Healthcare executives are acutely aware of technological innovation. But to successfully implement the solutions represents a huge managerial challenge.
For the existing healthcare industry — known for being slow moving and conservative — the pressure to innovate is immense.
A recent report by the professional services firm PwC highlighted the opportunities for new players to enter the $9.59 trillion global healthcare market.
“We’re seeing new entrants in health crossing national borders and forging symbiotic partnerships with traditional players,” says Vaughn Kauffman, PwC leader for global health new entrants, “overturning old paradigms as they introduce greater choice and innovative health solutions.”
There is already a shift in emphasis in the education of healthcare professionals. There is increasingly a merging of medical and management degrees. Many healthcare management programs are including and fine-tuning their digital elements.

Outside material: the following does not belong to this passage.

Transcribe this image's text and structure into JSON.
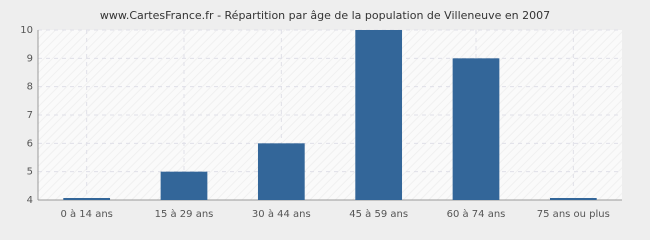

At Frankfurt School, for example, its healthcare programs are including health systems’ transitions, IT, and innovation and change management. “If necessary, we will adjust the curriculum according to the relevance of these trends,” says Dr Rainer.
Other business schools honing healthcare programs include Cambridge Judge, Vanderbilt Owen, George Washington, Michigan Ross and Rice Jones.
Meanwhile, the announcement last month that Boston’s College of Management is to launch a new MBA concentration in Healthcare Informatics with a focus on analytics, is a sign the trend is widespread.
The era of digital health may be here, but the full benefits of technological innovation will take time to materialize. A recent report from the consultancy Deloitte found that the biggest barriers are cultural and regulatory.
Karen Taylor, director of Deloitte’s Centre for Health Solutions, says: “Technology alone is not a silver bullet for health and social care, but it is an enabler that should not be overlooked.”